The building was designed for later extension by the addition of the gymnasium and further classrooms. The plan of the building was a long rectangle containing all but the craft rooms (a separate single storey block) and the kitchen. The southern part of the building consisted of the assembly and group instruction areas, with classrooms to the north. The entrance hall contains the main staircase – the glass wall here was set back to form a deep double height porch. The associated boiler flue and tank room were positioned to give the shortest possible service runs and to give emphasis to the entrance. The structural concrete was left exposed both inside and outside the building. Internal partitions were plastered and painted white but small areas of primary colour were placed at significant points throughout the building. The outer walls and window frames were designed with a complexity to act as a foil to the overall grid structure and to allow the spaces behind to flow across the building.

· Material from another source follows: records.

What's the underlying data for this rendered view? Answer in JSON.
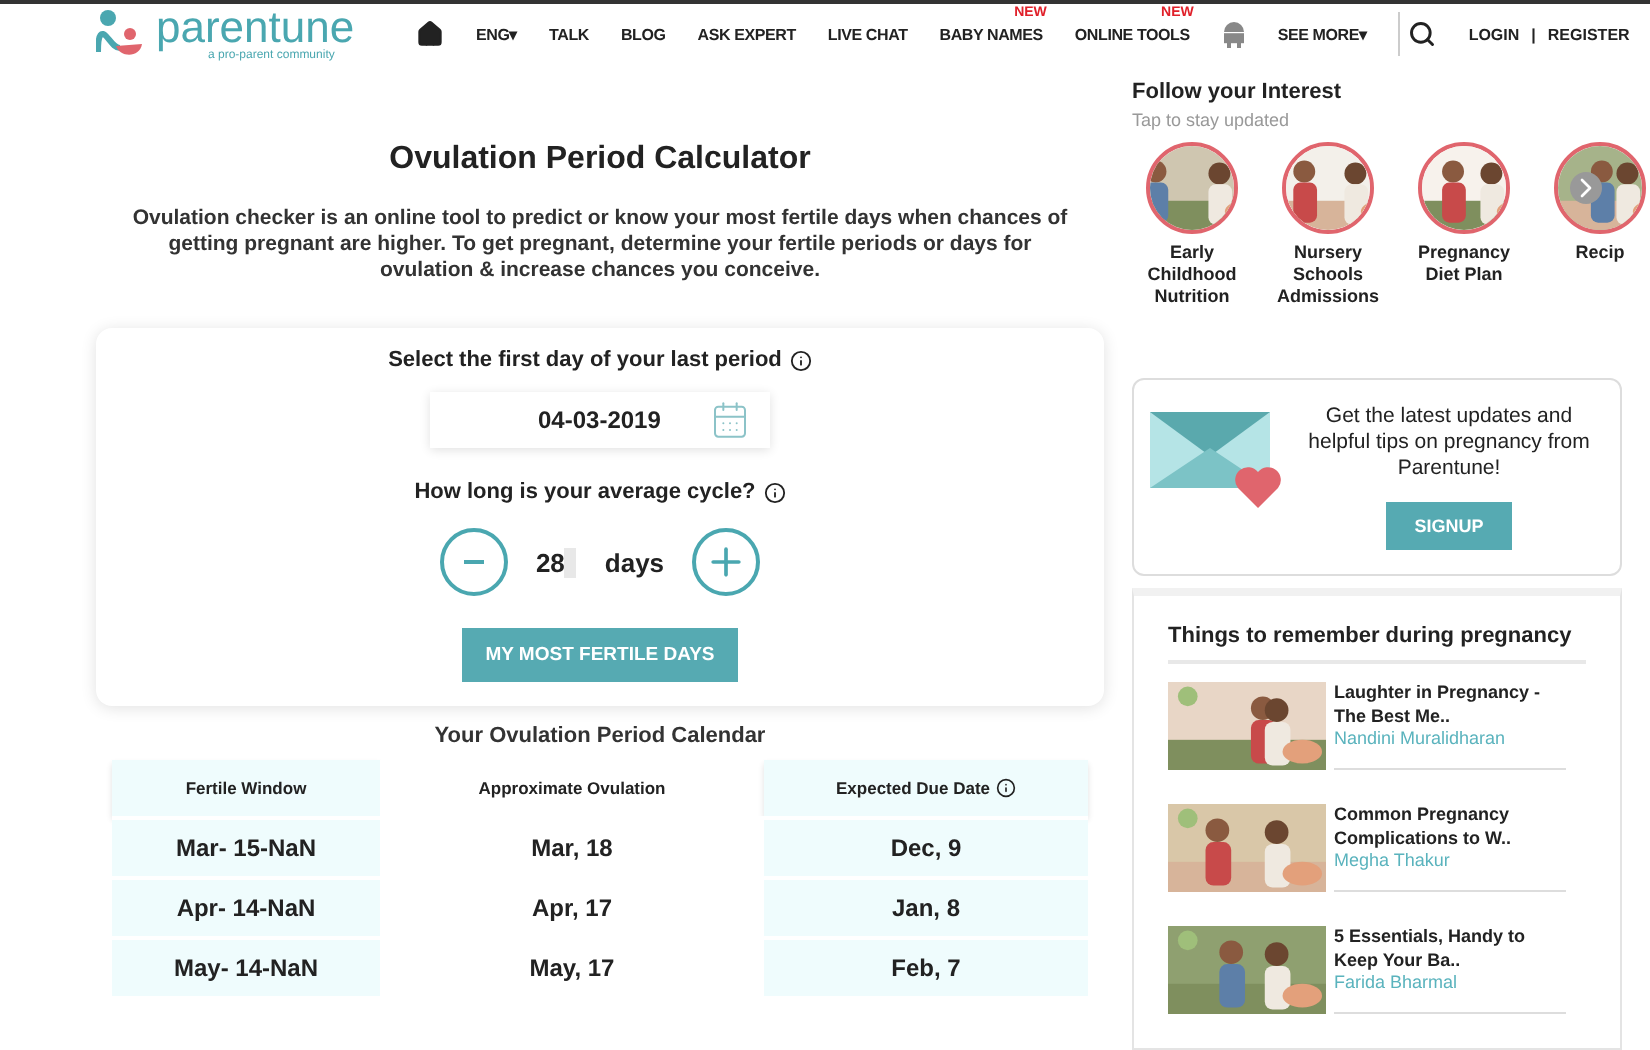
{
  "header": {
    "logo": {
      "name": "parentune",
      "tagline": "a pro-parent community"
    },
    "nav": [
      {
        "kind": "home"
      },
      {
        "kind": "link",
        "label": "ENG▾"
      },
      {
        "kind": "link",
        "label": "TALK"
      },
      {
        "kind": "link",
        "label": "BLOG"
      },
      {
        "kind": "link",
        "label": "ASK EXPERT"
      },
      {
        "kind": "link",
        "label": "LIVE CHAT"
      },
      {
        "kind": "link",
        "label": "BABY NAMES",
        "badge": "NEW"
      },
      {
        "kind": "link",
        "label": "ONLINE TOOLS",
        "badge": "NEW"
      },
      {
        "kind": "android"
      },
      {
        "kind": "link",
        "label": "SEE MORE▾"
      }
    ],
    "login": "LOGIN",
    "separator": "|",
    "register": "REGISTER"
  },
  "calculator": {
    "title": "Ovulation Period Calculator",
    "description": "Ovulation checker is an online tool to predict or know your most fertile days when chances of getting pregnant are higher. To get pregnant, determine your fertile periods or days for ovulation & increase chances you conceive.",
    "date_label": "Select the first day of your last period",
    "date_value": "04-03-2019",
    "cycle_label": "How long is your average cycle?",
    "cycle_value": "28",
    "cycle_unit": "days",
    "button": "MY MOST FERTILE DAYS"
  },
  "calendar": {
    "title": "Your Ovulation Period Calendar",
    "columns": [
      "Fertile Window",
      "Approximate Ovulation",
      "Expected Due Date"
    ],
    "rows": [
      [
        "Mar- 15-NaN",
        "Mar, 18",
        "Dec, 9"
      ],
      [
        "Apr- 14-NaN",
        "Apr, 17",
        "Jan, 8"
      ],
      [
        "May- 14-NaN",
        "May, 17",
        "Feb, 7"
      ]
    ]
  },
  "interests": {
    "title": "Follow your Interest",
    "subtitle": "Tap to stay updated",
    "items": [
      {
        "label": "Early Childhood Nutrition"
      },
      {
        "label": "Nursery Schools Admissions"
      },
      {
        "label": "Pregnancy Diet Plan"
      },
      {
        "label": "Recip"
      }
    ]
  },
  "newsletter": {
    "text": "Get the latest updates and helpful tips on pregnancy from Parentune!",
    "button": "SIGNUP"
  },
  "articles": {
    "title": "Things to remember during pregnancy",
    "items": [
      {
        "title": "Laughter in Pregnancy - The Best Me..",
        "author": "Nandini Muralidharan"
      },
      {
        "title": "Common Pregnancy Complications to W..",
        "author": "Megha Thakur"
      },
      {
        "title": "5 Essentials, Handy to Keep Your Ba..",
        "author": "Farida Bharmal"
      }
    ]
  }
}
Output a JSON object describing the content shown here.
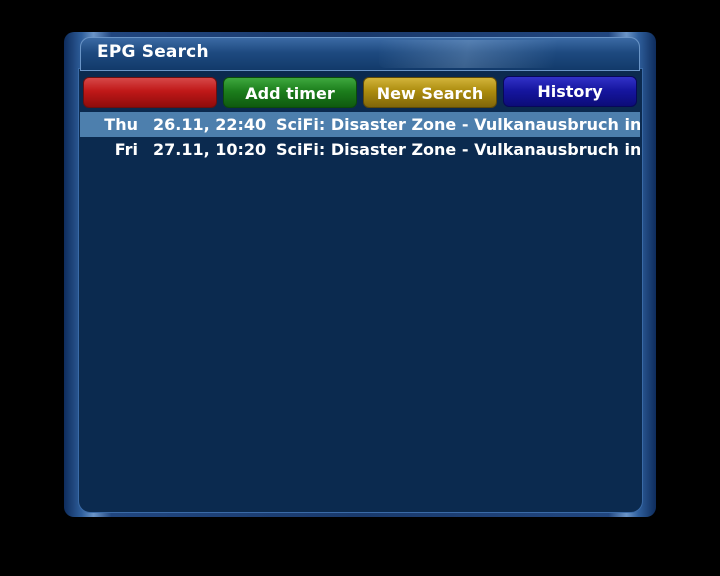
{
  "window": {
    "title": "EPG Search"
  },
  "buttons": {
    "red_label": "",
    "green_label": "Add timer",
    "yellow_label": "New Search",
    "blue_label": "History"
  },
  "colors": {
    "red": "#c01818",
    "green": "#1c7e1c",
    "yellow": "#ac8c0e",
    "blue": "#1616a0",
    "selection": "#4d7fad",
    "background": "#0b2a4f"
  },
  "results": [
    {
      "day": "Thu",
      "datetime": "26.11, 22:40",
      "title": "SciFi: Disaster Zone - Vulkanausbruch in",
      "selected": true
    },
    {
      "day": "Fri",
      "datetime": "27.11, 10:20",
      "title": "SciFi: Disaster Zone - Vulkanausbruch in",
      "selected": false
    }
  ]
}
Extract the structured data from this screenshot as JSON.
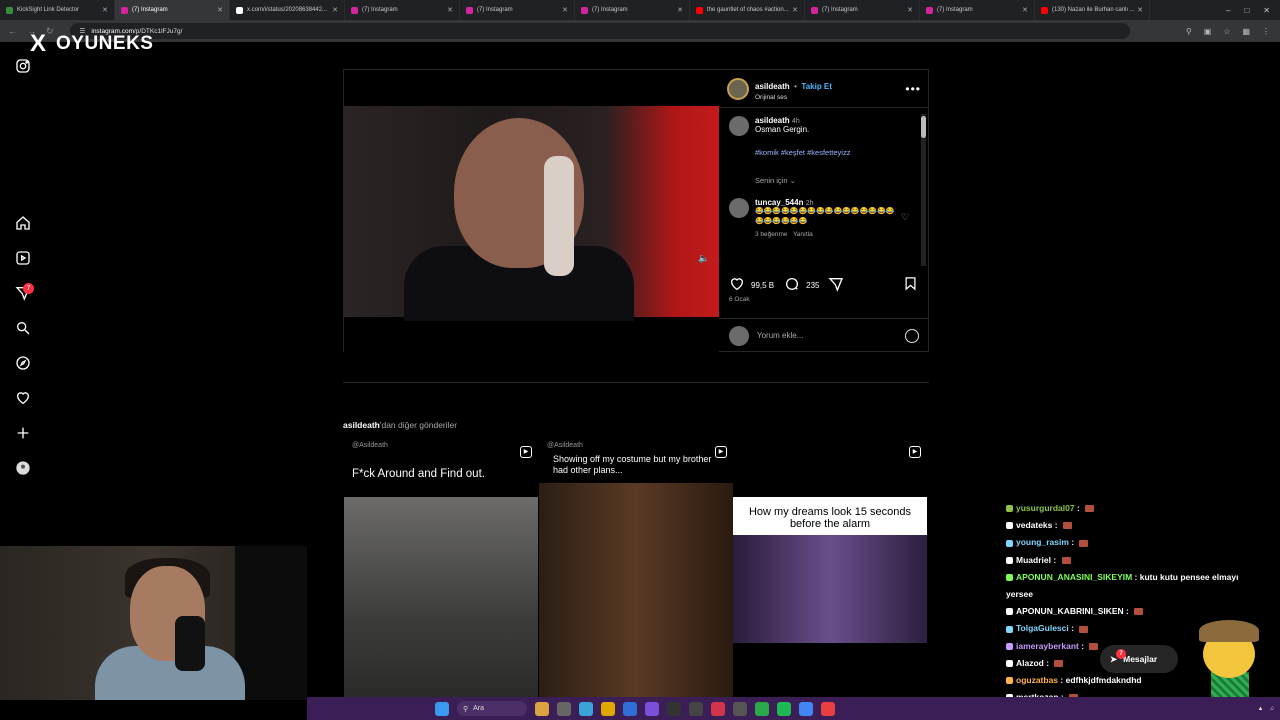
{
  "browser": {
    "tabs": [
      {
        "title": "KickSight Link Detector",
        "color": "#3b8f3b",
        "active": false
      },
      {
        "title": "(7) Instagram",
        "color": "#d6249f",
        "active": true
      },
      {
        "title": "x.com/i/status/20208638442...",
        "color": "#ffffff",
        "active": false
      },
      {
        "title": "(7) Instagram",
        "color": "#d6249f",
        "active": false
      },
      {
        "title": "(7) Instagram",
        "color": "#d6249f",
        "active": false
      },
      {
        "title": "(7) Instagram",
        "color": "#d6249f",
        "active": false
      },
      {
        "title": "the gauntlet of chaos #action...",
        "color": "#ff0000",
        "active": false
      },
      {
        "title": "(7) Instagram",
        "color": "#d6249f",
        "active": false
      },
      {
        "title": "(7) Instagram",
        "color": "#d6249f",
        "active": false
      },
      {
        "title": "(130) Nazan ile Burhan canlı ...",
        "color": "#ff0000",
        "active": false
      }
    ],
    "url_host": "instagram.com",
    "url_path": "/p/DTKc1lFJu7g/"
  },
  "overlay": {
    "logo_text": "OYUNEKS"
  },
  "sidebar": {
    "notification_count": "7"
  },
  "post": {
    "author": "asildeath",
    "follow_label": "Takip Et",
    "audio": "Orijinal ses",
    "caption_author": "asildeath",
    "caption_time": "4h",
    "caption_text": "Osman Gergin.",
    "hashtags": "#komik #keşfet #kesfetteyizz",
    "sort_label": "Senin için",
    "reply_user": "tuncay_544n",
    "reply_time": "2h",
    "reply_emojis": "😂😂😂😂😂😂😂😂😂😂😂😂😂😂😂😂😂😂😂😂😂😂",
    "reply_likes": "3 beğenme",
    "reply_action": "Yanıtla",
    "likes": "99,5 B",
    "comments": "235",
    "date": "6 Ocak",
    "comment_placeholder": "Yorum ekle..."
  },
  "more_posts": {
    "user": "asildeath",
    "suffix": "'dan diğer gönderiler",
    "items": [
      {
        "top_handle": "@Asildeath",
        "caption": "F*ck Around and Find out."
      },
      {
        "top_handle": "@Asildeath",
        "caption": "Showing off my costume but my brother had other plans..."
      },
      {
        "caption": "How my dreams look 15 seconds before the alarm"
      }
    ]
  },
  "chat": [
    {
      "user": "yusurgurdal07",
      "color": "#8bc34a",
      "msg": ""
    },
    {
      "user": "vedateks",
      "color": "#ffffff",
      "msg": ""
    },
    {
      "user": "young_rasim",
      "color": "#7fd6ff",
      "msg": ""
    },
    {
      "user": "Muadriel",
      "color": "#ffffff",
      "msg": ""
    },
    {
      "user": "APONUN_ANASINI_SIKEYIM",
      "color": "#7dff5a",
      "msg": "kutu kutu pensee elmayı yersee"
    },
    {
      "user": "APONUN_KABRINI_SIKEN",
      "color": "#ffffff",
      "msg": ""
    },
    {
      "user": "TolgaGulesci",
      "color": "#7fd6ff",
      "msg": ""
    },
    {
      "user": "iamerayberkant",
      "color": "#c89bff",
      "msg": ""
    },
    {
      "user": "Alazod",
      "color": "#ffffff",
      "msg": ""
    },
    {
      "user": "oguzatbas",
      "color": "#ffb347",
      "msg": "edfhkjdfmdakndhd"
    },
    {
      "user": "mertkozan",
      "color": "#ffffff",
      "msg": ""
    }
  ],
  "messages_button": {
    "label": "Mesajlar",
    "badge": "7"
  },
  "taskbar": {
    "search_label": "Ara"
  },
  "colors": {
    "accent_link": "#4cb5f9",
    "notification": "#ff3040",
    "taskbar": "#3a1e55"
  }
}
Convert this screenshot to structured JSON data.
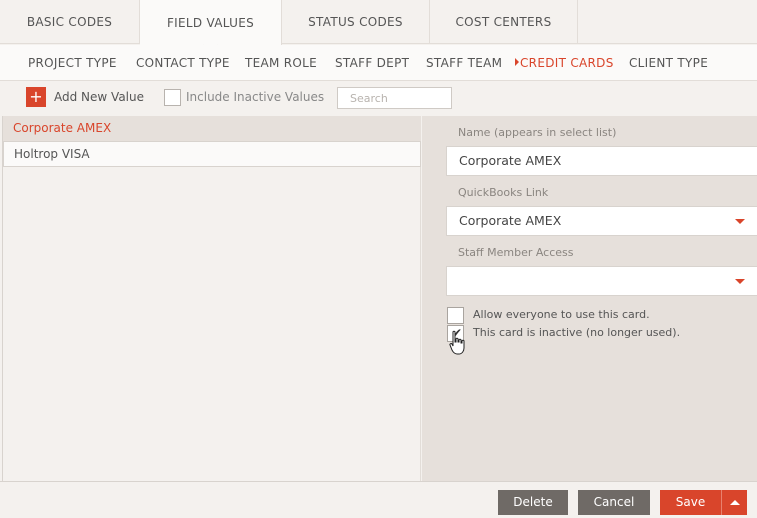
{
  "top_tabs": [
    {
      "label": "BASIC CODES"
    },
    {
      "label": "FIELD VALUES"
    },
    {
      "label": "STATUS CODES"
    },
    {
      "label": "COST CENTERS"
    }
  ],
  "sub_tabs": [
    {
      "label": "PROJECT TYPE"
    },
    {
      "label": "CONTACT TYPE"
    },
    {
      "label": "TEAM ROLE"
    },
    {
      "label": "STAFF DEPT"
    },
    {
      "label": "STAFF TEAM"
    },
    {
      "label": "CREDIT CARDS"
    },
    {
      "label": "CLIENT TYPE"
    }
  ],
  "toolbar": {
    "add_icon": "+",
    "add_label": "Add New Value",
    "include_inactive_label": "Include Inactive Values",
    "search_placeholder": "Search"
  },
  "list": {
    "items": [
      {
        "label": "Corporate AMEX"
      },
      {
        "label": "Holtrop VISA"
      }
    ]
  },
  "form": {
    "name_label": "Name (appears in select list)",
    "name_value": "Corporate AMEX",
    "quickbooks_label": "QuickBooks Link",
    "quickbooks_value": "Corporate AMEX",
    "staff_access_label": "Staff Member Access",
    "staff_access_value": "",
    "allow_everyone_label": "Allow everyone to use this card.",
    "allow_everyone_checked": false,
    "inactive_label": "This card is inactive (no longer used).",
    "inactive_checked": true
  },
  "buttons": {
    "delete": "Delete",
    "cancel": "Cancel",
    "save": "Save"
  },
  "colors": {
    "accent": "#d9452b",
    "button_gray": "#6f6a66"
  }
}
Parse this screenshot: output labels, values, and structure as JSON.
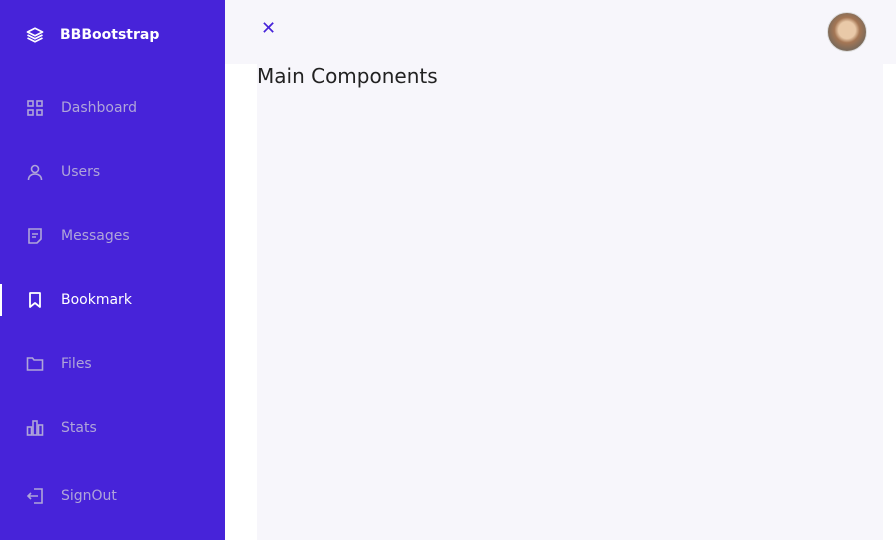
{
  "brand": {
    "name": "BBBootstrap",
    "icon": "layers-icon"
  },
  "nav": [
    {
      "label": "Dashboard",
      "icon": "grid-icon",
      "active": false
    },
    {
      "label": "Users",
      "icon": "user-icon",
      "active": false
    },
    {
      "label": "Messages",
      "icon": "message-icon",
      "active": false
    },
    {
      "label": "Bookmark",
      "icon": "bookmark-icon",
      "active": true
    },
    {
      "label": "Files",
      "icon": "folder-icon",
      "active": false
    },
    {
      "label": "Stats",
      "icon": "bar-chart-icon",
      "active": false
    }
  ],
  "signout": {
    "label": "SignOut",
    "icon": "signout-icon"
  },
  "header": {
    "close_glyph": "✕"
  },
  "main": {
    "title": "Main Components"
  },
  "colors": {
    "sidebar": "#4723D9",
    "inactive": "#AFA5D9",
    "background": "#F7F6FB"
  }
}
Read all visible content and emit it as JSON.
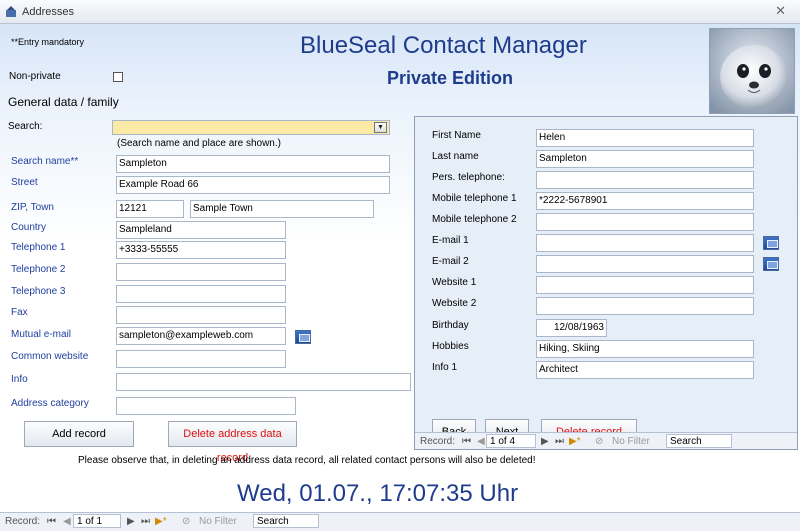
{
  "window": {
    "title": "Addresses",
    "close_glyph": "✕"
  },
  "header": {
    "entry_note": "**Entry mandatory",
    "app_title": "BlueSeal Contact Manager",
    "edition": "Private Edition"
  },
  "left": {
    "nonprivate_label": "Non-private",
    "section_label": "General data / family",
    "search_label": "Search:",
    "search_value": "",
    "search_hint": "(Search name and place are shown.)",
    "fields": {
      "search_name": {
        "label": "Search name**",
        "value": "Sampleton"
      },
      "street": {
        "label": "Street",
        "value": "Example Road 66"
      },
      "zip_town": {
        "label": "ZIP, Town",
        "zip": "12121",
        "town": "Sample Town"
      },
      "country": {
        "label": "Country",
        "value": "Sampleland"
      },
      "telephone1": {
        "label": "Telephone 1",
        "value": "+3333-55555"
      },
      "telephone2": {
        "label": "Telephone 2",
        "value": ""
      },
      "telephone3": {
        "label": "Telephone 3",
        "value": ""
      },
      "fax": {
        "label": "Fax",
        "value": ""
      },
      "mutual_email": {
        "label": "Mutual e-mail",
        "value": "sampleton@exampleweb.com"
      },
      "common_website": {
        "label": "Common website",
        "value": ""
      },
      "info": {
        "label": "Info",
        "value": ""
      },
      "address_category": {
        "label": "Address category",
        "value": ""
      }
    },
    "add_record": "Add record",
    "delete_address": "Delete address data record",
    "warning": "Please observe that, in deleting an address data record, all related contact persons  will also be deleted!",
    "clock": "Wed, 01.07., 17:07:35 Uhr"
  },
  "contact": {
    "fields": [
      {
        "label": "First Name",
        "value": "Helen"
      },
      {
        "label": "Last name",
        "value": "Sampleton"
      },
      {
        "label": "Pers. telephone:",
        "value": ""
      },
      {
        "label": "Mobile telephone 1",
        "value": "*2222-5678901"
      },
      {
        "label": "Mobile telephone 2",
        "value": ""
      },
      {
        "label": "E-mail 1",
        "value": ""
      },
      {
        "label": "E-mail 2",
        "value": ""
      },
      {
        "label": "Website 1",
        "value": ""
      },
      {
        "label": "Website 2",
        "value": ""
      },
      {
        "label": "Birthday",
        "value": "12/08/1963"
      },
      {
        "label": "Hobbies",
        "value": "Hiking, Skiing"
      },
      {
        "label": "Info 1",
        "value": "Architect"
      }
    ],
    "back": "Back",
    "next": "Next",
    "delete": "Delete record",
    "nav": {
      "record_label": "Record:",
      "position": "1 of 4",
      "filter": "No Filter",
      "search": "Search"
    }
  },
  "main_nav": {
    "record_label": "Record:",
    "position": "1 of 1",
    "filter": "No Filter",
    "search": "Search"
  },
  "colors": {
    "accent": "#1f3c8c",
    "label_blue": "#1f3f9f",
    "search_highlight": "#fbe9a6",
    "delete_red": "#dd1111"
  }
}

The west building has classrooms for maths, drama, geography, music, French, PHSE, RE, computer science and art.

== Awards and accolades ==
The school's buildings were listed during the 1990s. They were deemed to be of historical interest because of the way the concrete displays the grain of the wood shuttering into which it was poured. It was one of the first modern buildings to be built solely out of concrete.

It became a Science College in 2003, which sees it gain extra funding in return for developing science facilities and teaching for the benefit of its pupils and the wider community. The school won redesignation as a Science College again in 2007.
The school was ranked 12th in 2008 in the most improved schools league tables.

==6th Form==
Oldbury is part of the Bridgnorth Sixth Form Partnership which allows students from Bridgnorth Endowed School to take subjects based at Oldbury. Endowed stopped providing sixth-form courses in 2019.

In 2023, the school launched a consultation on the possible closure of the Sixth Form, which would mean the end of further education in the town.